In "vivitur ex rapto" why Ovid uses "ex" instead of "a"? Wouldn't it make more sense as "It is lived by (means of) stealing"? And in "caede madentis... terras" why is it in the genitive? "Lands of wetting by death", "Lands of being by death wet" or "Lands of dripping by/with death" make no sense, and I can't see it as a partitive genitive of lands.

I appreciate any help/correction.
 

Araneus

Umbraticus Lector
Madentis is an accusative going with terras. 'The virgin Astraea is the last of the gods to leave an earth moist with slaughter'. Not the most elegant translation perhaps, but I think the meaning gets across.

As for ex rapto, I guess the sense is that people live 'out from plunder', i.e. stealing what they need to live, instead of procuring it by other means. 'From plunder, life', kind of.
 

Araneus

Umbraticus Lector
Also, the translation is a bit off, I think. As for the first lines, I believe the sense is rather something like this:

'And now hurtful iron, and gold more hurtful than iron, it (the earth, see the preceding lines) put forth. It brought forth war, which fights by means of both (both iron (weapons) and gold (greed))...

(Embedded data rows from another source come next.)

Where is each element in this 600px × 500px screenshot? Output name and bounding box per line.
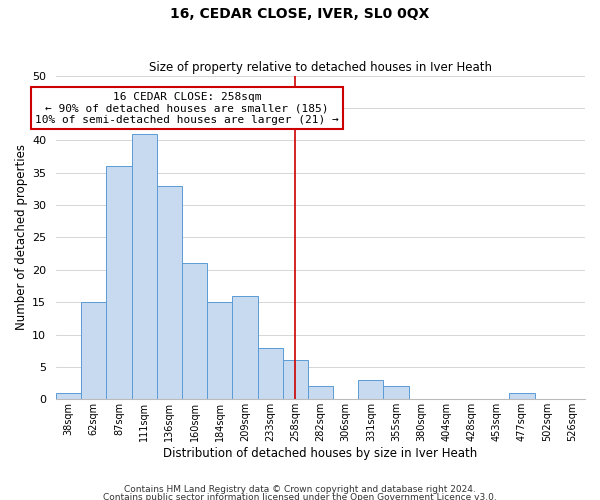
Bar	[308, 386, 333, 400]
Bar	[358, 380, 383, 400]
Bar	[106, 166, 131, 400]
Y-axis label: Number of detached properties: Number of detached properties	[15, 144, 28, 330]
Bar	[283, 360, 308, 400]
Text: Contains public sector information licensed under the Open Government Licence v3: Contains public sector information licen…	[103, 492, 497, 500]
Text: 16 CEDAR CLOSE: 258sqm
← 90% of detached houses are smaller (185)
10% of semi-de: 16 CEDAR CLOSE: 258sqm ← 90% of detached…	[35, 92, 339, 125]
Bar	[509, 393, 535, 400]
Bar	[257, 348, 283, 400]
Text: 16, CEDAR CLOSE, IVER, SL0 0QX: 16, CEDAR CLOSE, IVER, SL0 0QX	[170, 8, 430, 22]
Bar	[207, 302, 232, 400]
Bar	[182, 264, 207, 400]
Bar	[131, 134, 157, 400]
Title: Size of property relative to detached houses in Iver Heath: Size of property relative to detached ho…	[149, 62, 492, 74]
X-axis label: Distribution of detached houses by size in Iver Heath: Distribution of detached houses by size …	[163, 447, 478, 460]
Bar	[157, 186, 182, 400]
Bar	[81, 302, 106, 400]
Bar	[232, 296, 257, 400]
Text: Contains HM Land Registry data © Crown copyright and database right 2024.: Contains HM Land Registry data © Crown c…	[124, 486, 476, 494]
Bar	[56, 393, 81, 400]
Bar	[383, 386, 409, 400]
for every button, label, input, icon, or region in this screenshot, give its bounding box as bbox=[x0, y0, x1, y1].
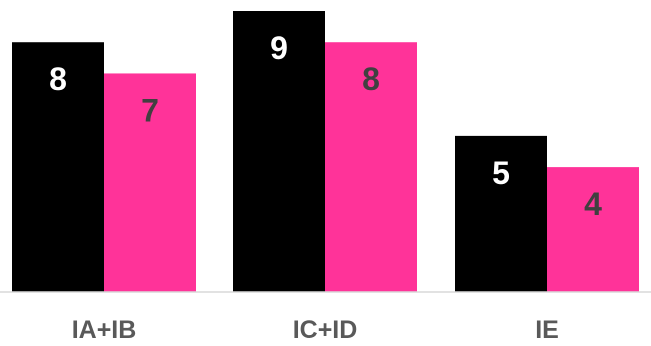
x-tick-label: IC+ID bbox=[293, 316, 358, 344]
x-tick-label: IA+IB bbox=[72, 316, 137, 344]
x-tick-labels: IA+IB IC+ID IE bbox=[72, 316, 559, 344]
bar-ia-ib-series-1 bbox=[12, 42, 104, 292]
data-label: 8 bbox=[362, 61, 380, 97]
bar-ic-id-series-2 bbox=[325, 42, 417, 292]
data-label: 8 bbox=[49, 61, 67, 97]
value-labels-layer: 8 7 9 8 5 4 bbox=[49, 30, 602, 222]
data-label: 5 bbox=[492, 155, 510, 191]
x-tick-label: IE bbox=[535, 316, 559, 344]
bar-ie-series-1 bbox=[455, 135, 547, 292]
data-label: 9 bbox=[270, 30, 288, 66]
bar-ie-series-2 bbox=[547, 167, 639, 292]
bar-ic-id-series-1 bbox=[233, 11, 325, 292]
data-label: 7 bbox=[141, 92, 159, 128]
data-label: 4 bbox=[584, 186, 602, 222]
bar-ia-ib-series-2 bbox=[104, 73, 196, 292]
bars-layer bbox=[12, 11, 639, 292]
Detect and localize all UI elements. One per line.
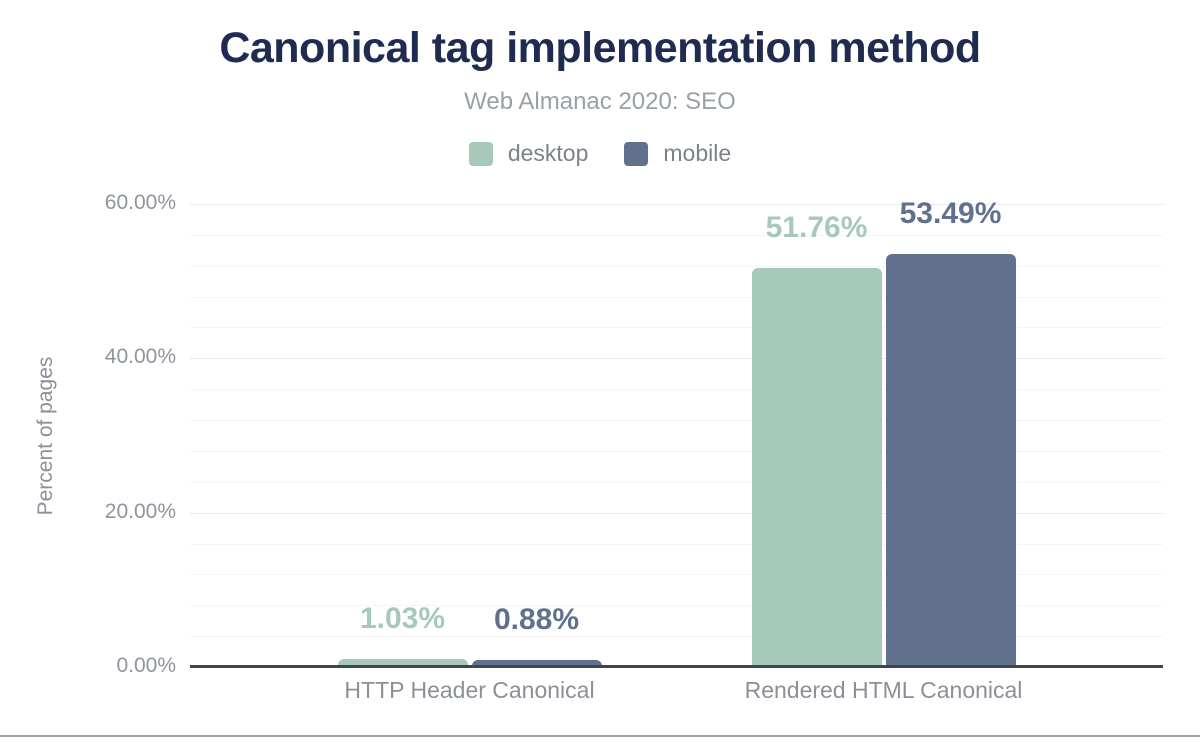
y-tick-label: 20.00% <box>104 499 176 523</box>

So iron represents weapons, gold represents greed. The first is an instrument of war, the second a cause of war. That's how I read it at least.
 

LVXORD

Civis Illustris
Out of interest, can prodierat (from prodeo, right?) really have that transitive sense? Or have you merely taken some liberties with your translation?
 

Araneus

Umbraticus Lector
Out of interest, can prodierat (from prodeo, right?) really have that transitive sense? Or have you merely taken some liberties with your translation?
Oh, I mixed with Prodo. Of course it's from prodeo, and, as such, intransitive. Makes it a bit simpler.